The use of vibrational spectroscopy and other techniques to record brain activity and advanced computational analysis with artificial intelligence will lead to the creation of new high-precision diagnostic markers, according to CSIC researcher Liset M. de la Prida.
About this neurotech, brain cancer, and AI research news
Author: Pilar Quijada
Source: CSIC
Contact: Pilar Quijada – CSIC
Image: The image is credited to Neuroscience News
Original Research: Closed access.
” Vibrational fiber photometry: label-free and reporter-free minimally invasive Raman spectroscopy deep in the mouse brain” by Liset Menéndez de la Prida et al.

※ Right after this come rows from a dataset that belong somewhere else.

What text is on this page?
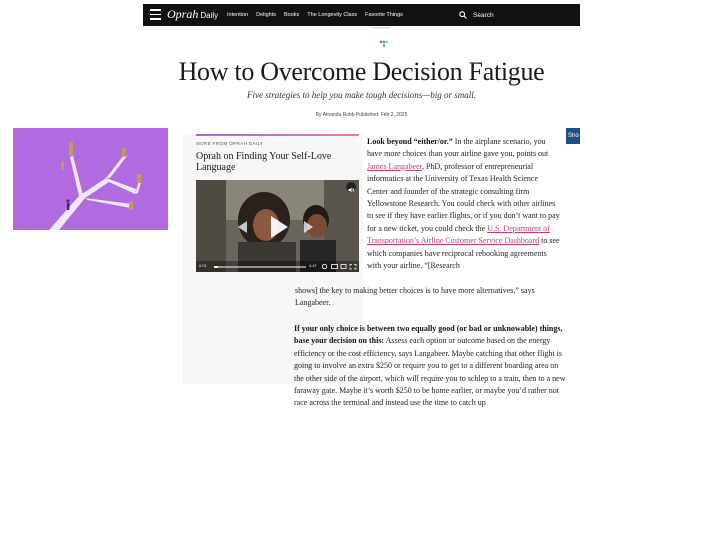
Oprah Daily Intention Delights Books The Longevity Class Favorite Things	Search
How to Overcome Decision Fatigue
Five strategies to help you make tough decisions—big or small.
By Amanda Robb Published: Feb 2, 2025
Sho
MORE FROM OPRAH DAILY
Oprah on Finding Your Self-Love Language
0:01	4:47
Look beyond “either/or.” In the airplane scenario, you have more choices than your airline gave you, points out James Langabeer, PhD, professor of entrepreneurial informatics at the University of Texas Health Science Center and founder of the strategic consulting firm Yellowstone Research. You could check with other airlines to see if they have earlier flights, or if you don’t want to pay for a new ticket, you could check the U.S. Department of Transportation’s Airline Customer Service Dashboard to see which companies have reciprocal rebooking agreements with your airline. “[Research
shows] the key to making better choices is to have more alternatives,” says Langabeer.
If your only choice is between two equally good (or bad or unknowable) things, base your decision on this: Assess each option or outcome based on the energy efficiency or the cost efficiency, says Langabeer. Maybe catching that other flight is going to involve an extra $250 or require you to get to a different boarding area on the other side of the airport, which will require you to schlep to a train, then to a new faraway gate. Maybe it’s worth $250 to be home earlier, or maybe you’d rather not race across the terminal and instead use the time to catch up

Nature Methods
Abstract
Vibrational fiber photometry: label-free and reporter-free minimally invasive Raman spectroscopy deep in the mouse brain
A rapidly expanding set of genetically encoded molecular reporters is transforming neuroscience, resulting in the development of optical methods to monitor neural activity.
However, the field still requires robust and label-free technologies to monitor the multifaceted biomolecular changes accompanying brain development, aging or disease.
Vibrant fiber photometry has been developed as a low-invasive method for label-free monitoring of the biomolecular content of arbitrarily deep areas of the mouse brain in vivo through spontaneous Raman spectroscopy.
We can study the cytoarchitecture of the mouse brain, study the molecular changes brought on by traumatic brain injuries, and identify brain metastasis markers with high accuracy using a tapered fiber probe as thin as 1 m at its tip.
Our approach, which introduces a deep learning algorithm to suppress probe background, is seen as a promising addition to the existing set of tools for the optical interrogation of neural function, with application to fundamental and preclinical investigations of the brain and other organs.